With the right set of facts, the tort of intentional interference with economic relations may afford a plaintiff with a cause of action where no other option exists.
A.I. Enterprises Ltd. v. Bram Enterprises Ltd (“Bram”), a 2014 decision of the Supreme Court of Canada, is the leading case and has provided clear guidance on the constituent elements of the tort. The defining nature of the tort is that the plaintiff suffers damages because the defendant commits an unlawful act, not against the plaintiff, but against a third party with whom the plaintiff has an economic relationship.
An unlawful act is one that supports a civil action for damages or compensation by a third party, or would do so except for the fact that the third party did not suffer any loss as result of defendant’s acts. In other words, the conduct must be an actionable civil wrong.
Economic harm is defined at paragraph 96 of Bram where Justice Cromwell cites Goudge J.A in Alleslev-Krofchak, in which Justice Goudge summarized the House of Lords’ discussion in OBG Ltd: “…intentional interference with economic relations requires that the defendant intends to cause loss to the plaintiff, either as an end in itself or as a means of, for example, enriching himself. If the loss suffered by the plaintiff is merely a foreseeable consequence of the defendant’s actions, that is not enough.“
Perhaps the most interesting element of the tort is what constitutes economic relations. In Bram at paragraph 31, Justice Cromwell states: “There need be no contract or even other formal dealings between the plaintiff and the third party so long as the defendant’s conduct is unlawful and it intentionally harms the plaintiff’s economic interests.”

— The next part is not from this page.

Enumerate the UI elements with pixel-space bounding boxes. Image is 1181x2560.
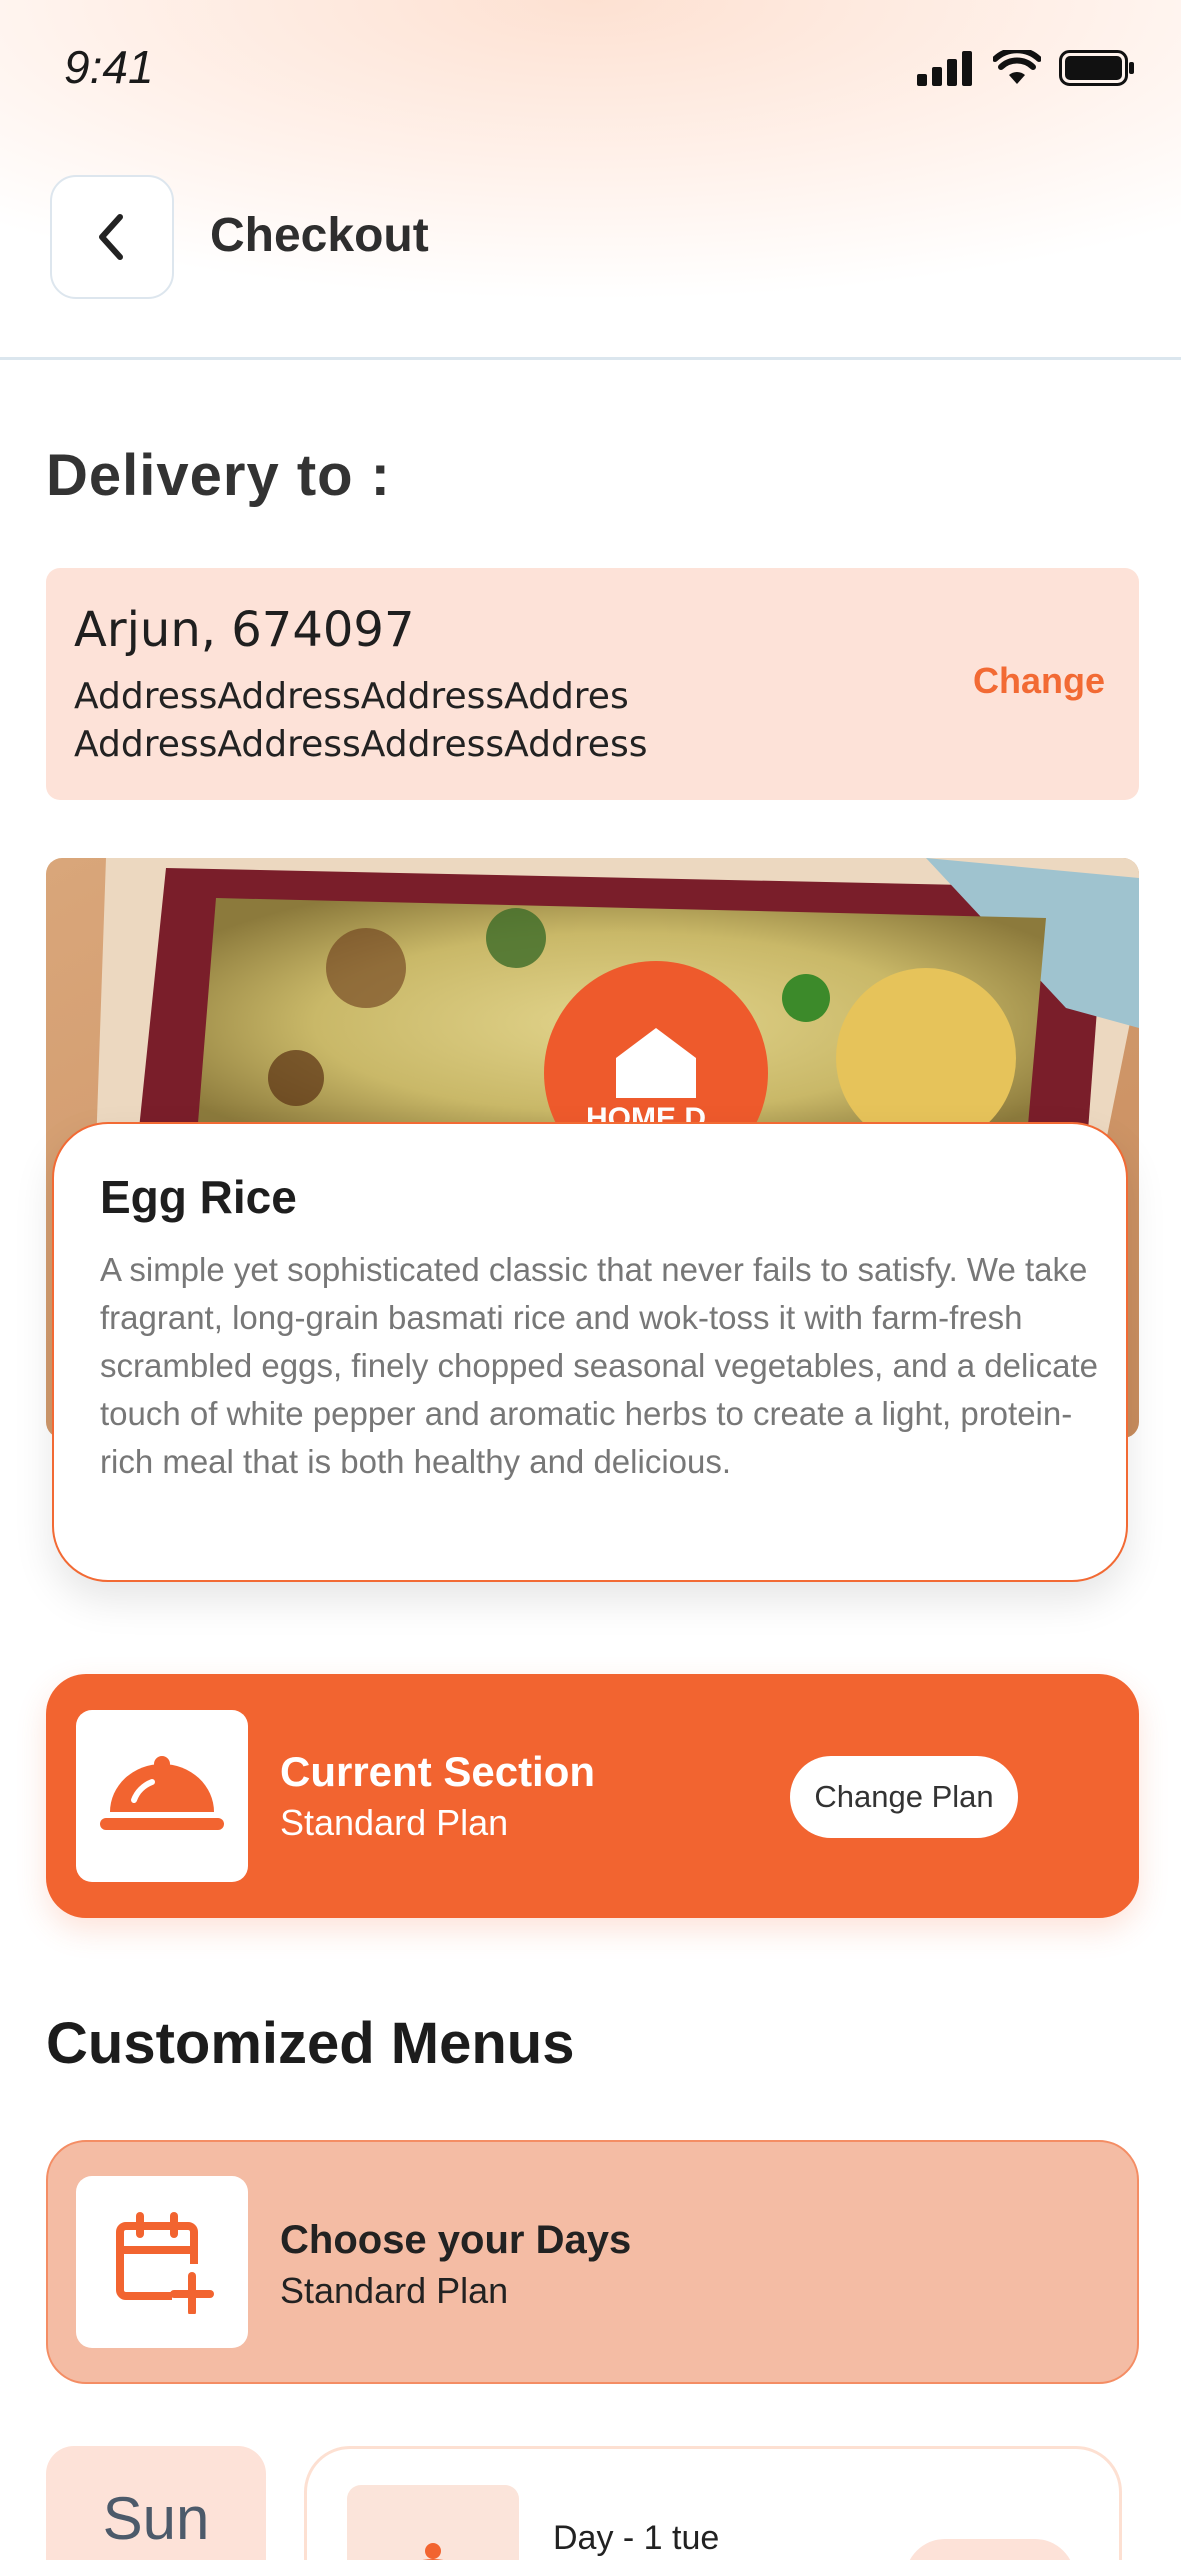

It is not inconceivable that a claim for damages founded on this tort could be advanced in the estates context although such an attempt failed in Dryden v. Dryden (“Dryden”), a 2011 decision of the Ontario Superior Court of Justice. In this case, the Plaintiff was not a beneficiary under his uncle’s will. The Plaintiff alleged (among a myriad of other suspect causes of action) that he was “disadvantaged with respect to family inheritance as result of the father’s domineering conduct”, but he did not plead facts to support a business relationship with his father. The Court stated that “being disinherited from family wealth does not constitute interference in business relations or livelihood.”
The reality in Dryden was that the cause of action was just not properly pleaded: the plaintiff improperly directed his claim against the defendant estate but failed to allege, as is required, that a third party (the proper target of the claim) interfered with and caused the plaintiff to suffer damages in the form of a “disinheritance.” Whether the cause of action would thereafter have succeeded is questionable but, properly drafted, it likely would have survived a motion to strike.